MOM ALERT: DAUGHTERS LACK ROLE MODELS

My daughter’s sixth grade class participates in an annual tradition in her school called “The Wax Museum.”  The children choose a person/character they would like to represent, and then dress up during a special day in which the entire school participates.  My daughter’s first choice was Massie, the Queen Bee of a prep school in the Clique book series by Lisi Harrison.  Then she decided perhaps Dawn Wells, Mary Anne from Gilligan’s Island was a better choice until she Googled her and learned about her reckless driving arrest, et al.

“What about Sandra Day O’Connor, first woman on the U.S. Supreme Court?” I asked.

“No.”

“Mother Teresa?”

“NO!”

“Susan B. Anthony?  You can be handcuffed and be her when she tried to vote.”

“No.”

“Helen Keller?”

“No.”

“Kathrine Switzer, the first women to register and run in the all male Boston Marathon in 1967?  You can wear a jogging suit with your number half way ripped off like it was on the day she ran when the race director tried to pull it off.

“No.”

“Margaret Thatcher?  You can use your British accent.”

“No.  Tell me some women around today,” she asked.

“Hilary Clinton?”

What was so distressing is watching her dejected face each time I suggested a great woman.  Clearly, no feeling of pride for what women endured and eventually overcame.  Finally, I convinced her that Jackie Kennedy was a grand choice, “She redecorated the White House; she was lovely and glamorous; and she became a book editor after her husband died.”

When I polled her friends on their choices, I was told – Laura Ingalls (young life), Laura Ingalls Wilder (older), Queen Elizabeth, I don’t know, JK Rowling, Snape (male character in Rowling’s Harry Potter series – don’t ask), and Annie Oakley.   That’s the best we’ve got for our girls, two girls sharing Laura Ingalls Wilder?  She’s a great choice, but where are the contemporary role models?

The Washington Post printed an article in February of this year suggesting great movies for girls with positive role models – A League of Their Own (not bad), Miss Congeniality (huh?), Fly Away Home and Whale Rider. Really? That’s the best we have to offer our girls?

Not surprisingly, kids (including mine) watch far too much television.  This article suggests, “One report indicates that for girls ages 12 – 17 years old, 3 out of 4 of their favorite television shows were reality TV shows.”

I think the only clear choice for us moms is to torture our children with one story a week about a woman who did the unthinkable, solved the unsolvable, reached the unreachable and put her stake into the big mountain of I DID IT!

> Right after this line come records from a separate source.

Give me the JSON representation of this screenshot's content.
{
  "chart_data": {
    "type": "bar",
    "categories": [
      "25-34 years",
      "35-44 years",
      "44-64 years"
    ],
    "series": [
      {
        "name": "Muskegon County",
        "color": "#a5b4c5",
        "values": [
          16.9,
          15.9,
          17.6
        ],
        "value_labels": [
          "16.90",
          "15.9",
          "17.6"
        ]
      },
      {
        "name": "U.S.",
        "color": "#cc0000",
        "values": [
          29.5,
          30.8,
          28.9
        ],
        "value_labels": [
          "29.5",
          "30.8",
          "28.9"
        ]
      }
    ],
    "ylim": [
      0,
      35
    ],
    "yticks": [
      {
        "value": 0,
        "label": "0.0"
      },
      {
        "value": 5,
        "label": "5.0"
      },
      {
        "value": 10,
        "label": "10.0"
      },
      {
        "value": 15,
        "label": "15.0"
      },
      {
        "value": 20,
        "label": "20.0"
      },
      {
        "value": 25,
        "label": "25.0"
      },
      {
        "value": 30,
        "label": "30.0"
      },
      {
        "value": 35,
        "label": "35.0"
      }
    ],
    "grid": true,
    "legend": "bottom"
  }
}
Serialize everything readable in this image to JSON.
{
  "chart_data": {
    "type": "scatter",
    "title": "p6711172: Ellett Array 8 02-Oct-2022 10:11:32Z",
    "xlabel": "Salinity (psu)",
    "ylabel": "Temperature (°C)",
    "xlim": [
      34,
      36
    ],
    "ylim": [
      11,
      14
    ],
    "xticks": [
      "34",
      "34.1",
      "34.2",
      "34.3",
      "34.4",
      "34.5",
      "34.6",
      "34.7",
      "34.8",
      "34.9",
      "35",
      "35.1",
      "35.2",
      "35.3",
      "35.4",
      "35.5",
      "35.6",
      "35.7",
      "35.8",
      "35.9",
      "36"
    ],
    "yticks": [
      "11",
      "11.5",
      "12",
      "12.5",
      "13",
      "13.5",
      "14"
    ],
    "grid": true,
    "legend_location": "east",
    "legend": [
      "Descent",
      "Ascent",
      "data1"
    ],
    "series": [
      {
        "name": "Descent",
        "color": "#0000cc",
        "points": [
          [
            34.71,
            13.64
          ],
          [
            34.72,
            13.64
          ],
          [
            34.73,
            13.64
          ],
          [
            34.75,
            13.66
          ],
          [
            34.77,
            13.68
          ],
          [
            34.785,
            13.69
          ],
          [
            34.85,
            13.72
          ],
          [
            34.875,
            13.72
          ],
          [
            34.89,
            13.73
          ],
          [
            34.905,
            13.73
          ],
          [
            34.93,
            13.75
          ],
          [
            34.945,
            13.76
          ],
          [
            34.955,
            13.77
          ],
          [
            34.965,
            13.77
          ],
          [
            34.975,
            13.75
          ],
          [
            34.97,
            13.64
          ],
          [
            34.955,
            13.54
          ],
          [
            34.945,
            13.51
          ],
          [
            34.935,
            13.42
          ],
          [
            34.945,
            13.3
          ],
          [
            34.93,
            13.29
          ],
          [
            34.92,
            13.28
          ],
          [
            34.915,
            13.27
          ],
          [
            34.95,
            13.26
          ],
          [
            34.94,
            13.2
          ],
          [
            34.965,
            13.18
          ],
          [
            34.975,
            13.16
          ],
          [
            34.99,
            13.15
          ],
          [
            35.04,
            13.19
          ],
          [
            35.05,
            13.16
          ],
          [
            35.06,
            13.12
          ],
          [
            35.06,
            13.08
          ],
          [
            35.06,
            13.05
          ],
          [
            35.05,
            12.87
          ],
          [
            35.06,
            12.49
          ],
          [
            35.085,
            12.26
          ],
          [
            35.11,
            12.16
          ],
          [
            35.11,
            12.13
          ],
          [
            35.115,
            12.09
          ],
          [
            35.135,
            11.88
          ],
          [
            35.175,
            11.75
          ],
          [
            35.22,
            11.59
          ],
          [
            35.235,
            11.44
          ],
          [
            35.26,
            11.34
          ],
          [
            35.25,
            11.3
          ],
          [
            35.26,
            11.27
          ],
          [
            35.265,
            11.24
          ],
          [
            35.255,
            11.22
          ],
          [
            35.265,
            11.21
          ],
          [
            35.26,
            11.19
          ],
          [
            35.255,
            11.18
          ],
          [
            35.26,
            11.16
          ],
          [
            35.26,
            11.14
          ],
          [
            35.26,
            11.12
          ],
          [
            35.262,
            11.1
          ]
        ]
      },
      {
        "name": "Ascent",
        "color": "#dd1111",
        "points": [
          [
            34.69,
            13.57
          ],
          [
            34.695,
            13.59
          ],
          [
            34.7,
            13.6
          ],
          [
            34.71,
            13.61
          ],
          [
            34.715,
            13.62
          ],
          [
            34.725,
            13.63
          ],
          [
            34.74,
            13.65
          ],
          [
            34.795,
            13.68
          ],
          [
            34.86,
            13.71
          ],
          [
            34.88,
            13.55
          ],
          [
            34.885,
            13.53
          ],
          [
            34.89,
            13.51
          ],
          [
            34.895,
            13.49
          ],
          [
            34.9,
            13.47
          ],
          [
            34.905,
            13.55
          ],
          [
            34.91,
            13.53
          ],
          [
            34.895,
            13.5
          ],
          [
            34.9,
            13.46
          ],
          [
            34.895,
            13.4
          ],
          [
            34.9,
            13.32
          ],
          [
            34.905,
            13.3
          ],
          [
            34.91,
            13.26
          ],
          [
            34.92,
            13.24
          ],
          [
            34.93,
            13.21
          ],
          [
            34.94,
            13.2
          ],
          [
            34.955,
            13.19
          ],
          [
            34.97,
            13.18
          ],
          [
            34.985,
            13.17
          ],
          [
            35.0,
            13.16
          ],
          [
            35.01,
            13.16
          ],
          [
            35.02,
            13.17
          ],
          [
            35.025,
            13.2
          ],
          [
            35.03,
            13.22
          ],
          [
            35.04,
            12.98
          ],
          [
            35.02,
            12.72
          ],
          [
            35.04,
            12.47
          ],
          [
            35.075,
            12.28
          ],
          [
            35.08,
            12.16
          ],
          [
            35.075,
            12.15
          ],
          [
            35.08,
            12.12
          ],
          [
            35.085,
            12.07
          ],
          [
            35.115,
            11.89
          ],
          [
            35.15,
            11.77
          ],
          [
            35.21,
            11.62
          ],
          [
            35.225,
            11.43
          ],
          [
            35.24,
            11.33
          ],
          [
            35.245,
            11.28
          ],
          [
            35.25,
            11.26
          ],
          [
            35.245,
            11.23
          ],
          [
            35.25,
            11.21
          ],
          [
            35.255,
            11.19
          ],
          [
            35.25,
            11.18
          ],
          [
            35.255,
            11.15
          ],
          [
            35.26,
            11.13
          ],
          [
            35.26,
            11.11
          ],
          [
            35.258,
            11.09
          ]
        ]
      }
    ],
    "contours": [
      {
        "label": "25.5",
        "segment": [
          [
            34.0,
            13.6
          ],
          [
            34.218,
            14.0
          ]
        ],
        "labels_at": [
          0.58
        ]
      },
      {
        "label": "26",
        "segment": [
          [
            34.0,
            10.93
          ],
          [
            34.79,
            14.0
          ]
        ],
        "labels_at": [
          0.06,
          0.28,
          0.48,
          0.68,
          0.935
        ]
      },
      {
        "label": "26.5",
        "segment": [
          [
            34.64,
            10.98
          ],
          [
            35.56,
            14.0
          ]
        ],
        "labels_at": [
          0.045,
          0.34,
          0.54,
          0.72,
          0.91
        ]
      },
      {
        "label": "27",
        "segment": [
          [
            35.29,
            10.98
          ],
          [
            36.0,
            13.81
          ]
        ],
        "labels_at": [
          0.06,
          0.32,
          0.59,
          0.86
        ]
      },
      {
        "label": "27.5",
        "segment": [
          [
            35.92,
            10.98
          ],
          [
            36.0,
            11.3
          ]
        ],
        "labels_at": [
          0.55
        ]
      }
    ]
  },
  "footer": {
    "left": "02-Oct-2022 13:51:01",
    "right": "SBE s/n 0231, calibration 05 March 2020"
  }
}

And maybe, just maybe they will understand what it means to really want something so badly that attaining it may just diminish their personal bank of character, will and reputation. Let’s hope that our girls will some day learn that the reward for of one’s hard work is more than money. Daughters of the 21st Century are going to be shocked to find that some things just can’t bought, instead the price is much higher and often much more difficult to spend.